When discussing a short sale, many homeowners don’t realize that the state they live in may have a lot to do with how successful they are discharging their debt. Many assume a short sale automatically wipes the slate clean, but this has to be explicitly spelled out in the short sale agreement. There are some states that make it easier than others.
Some states are called deficiency judgment states, and these allow lenders to pursue the full deficiency amount after a short sale has been completed. So, if you short sale your home for $83,000 less than you owed, the bank could, in theory, still come after you for that balance that is not satisfied by the sale. This is why it is so important to have an experienced short sale specialist on your side to make sure the bank agrees to forgive the debt!
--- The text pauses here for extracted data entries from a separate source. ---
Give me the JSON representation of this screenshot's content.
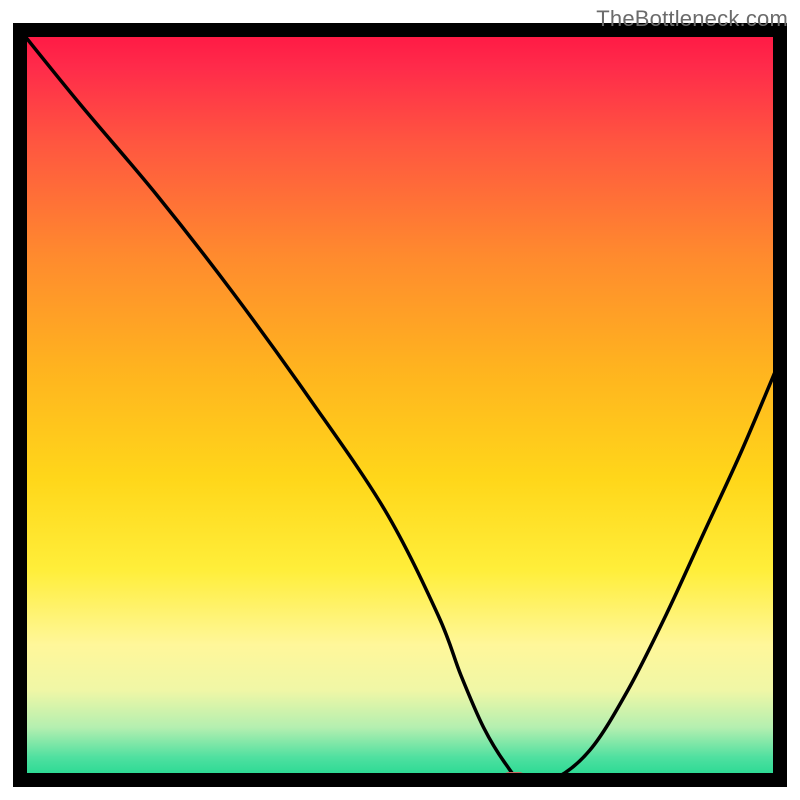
{
  "watermark": "TheBottleneck.com",
  "chart_data": {
    "type": "line",
    "title": "",
    "xlabel": "",
    "ylabel": "",
    "xlim": [
      0,
      100
    ],
    "ylim": [
      0,
      100
    ],
    "x": [
      0,
      8,
      18,
      28,
      38,
      48,
      55,
      58,
      61,
      64,
      66,
      70,
      75,
      80,
      85,
      90,
      95,
      100
    ],
    "y": [
      100,
      90,
      78,
      65,
      51,
      36,
      22,
      14,
      7,
      2,
      0,
      0,
      4,
      12,
      22,
      33,
      44,
      56
    ],
    "marker": {
      "x": 65,
      "y": 0
    },
    "gradient_stops": [
      {
        "offset": 0.0,
        "color": "#ff1744"
      },
      {
        "offset": 0.05,
        "color": "#ff2b4a"
      },
      {
        "offset": 0.15,
        "color": "#ff5640"
      },
      {
        "offset": 0.3,
        "color": "#ff8a2e"
      },
      {
        "offset": 0.45,
        "color": "#ffb31f"
      },
      {
        "offset": 0.6,
        "color": "#ffd71a"
      },
      {
        "offset": 0.72,
        "color": "#ffee3a"
      },
      {
        "offset": 0.82,
        "color": "#fff79a"
      },
      {
        "offset": 0.88,
        "color": "#f0f7a6"
      },
      {
        "offset": 0.93,
        "color": "#b4efb0"
      },
      {
        "offset": 0.97,
        "color": "#4fe0a0"
      },
      {
        "offset": 1.0,
        "color": "#1fd890"
      }
    ],
    "axis_color": "#000000",
    "line_color": "#000000",
    "marker_color": "#c96b62"
  }
}
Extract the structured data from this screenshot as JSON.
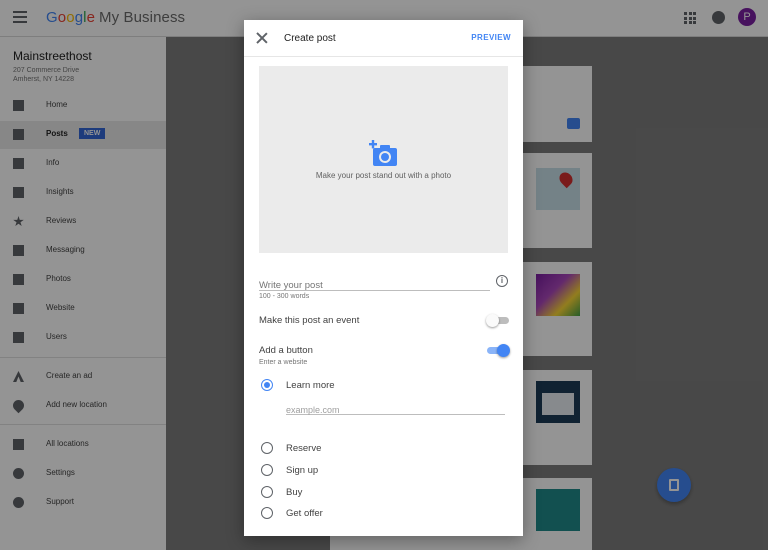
{
  "app": {
    "logo": {
      "g": "G",
      "o1": "o",
      "o2": "o",
      "g2": "g",
      "l": "l",
      "e": "e",
      "product": "My Business"
    },
    "avatar_letter": "P"
  },
  "business": {
    "name": "Mainstreethost",
    "address_line1": "207 Commerce Drive",
    "address_line2": "Amherst, NY 14228"
  },
  "sidebar": {
    "items": [
      {
        "label": "Home",
        "icon": "dashboard-icon"
      },
      {
        "label": "Posts",
        "icon": "posts-icon",
        "badge": "NEW",
        "active": true
      },
      {
        "label": "Info",
        "icon": "store-icon"
      },
      {
        "label": "Insights",
        "icon": "insights-icon"
      },
      {
        "label": "Reviews",
        "icon": "star-icon"
      },
      {
        "label": "Messaging",
        "icon": "chat-icon"
      },
      {
        "label": "Photos",
        "icon": "photos-icon"
      },
      {
        "label": "Website",
        "icon": "website-icon"
      },
      {
        "label": "Users",
        "icon": "users-icon"
      },
      {
        "label": "Create an ad",
        "icon": "ads-icon"
      },
      {
        "label": "Add new location",
        "icon": "location-pin-icon"
      },
      {
        "label": "All locations",
        "icon": "locations-icon"
      },
      {
        "label": "Settings",
        "icon": "gear-icon"
      },
      {
        "label": "Support",
        "icon": "help-icon"
      }
    ]
  },
  "dialog": {
    "title": "Create post",
    "preview_label": "PREVIEW",
    "photo_hint": "Make your post stand out with a photo",
    "post_placeholder": "Write your post",
    "word_hint": "100 - 300 words",
    "event_label": "Make this post an event",
    "event_toggle_on": false,
    "button_label": "Add a button",
    "button_toggle_on": true,
    "button_hint": "Enter a website",
    "options": [
      {
        "label": "Learn more",
        "checked": true
      },
      {
        "label": "Reserve",
        "checked": false
      },
      {
        "label": "Sign up",
        "checked": false
      },
      {
        "label": "Buy",
        "checked": false
      },
      {
        "label": "Get offer",
        "checked": false
      }
    ],
    "url_placeholder": "example.com"
  },
  "colors": {
    "accent": "#4285f4",
    "badge": "#3367d6",
    "avatar": "#7b1fa2"
  }
}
Even if the debt is forgiven, the IRS can claim the debt forgiveness as a line in the credit column and force you to pay taxes on the forgiven amount. However, there is recourse to this if you live in a “non-recourse” state. These states have passed laws that expressly prohibit lenders from pursuing deficiency judgments against former homeowners.
Currently, there are 12 non-resource states, including California, Arizona, Alaska, Connecticut, Idaho, Minnesota, North Carolina, North Dakota, Oregon, Texas, Utah, and Washington. In these states, short sale home sellers are also exempt from paying taxes on the forgiven debt. So, if you live in a non-resource state, a short sale is even more attractive!
If you live in a deficiency judgment state, you can still pursue a short sale agreement. Just make sure you have a registered short sale specialist who understands how to negotiate debt forgiveness, and a tax attorney to help you navigate any possible tax liability. A short sale is still the best way for you to get out of an upside down mortgage and start over with a level playing field!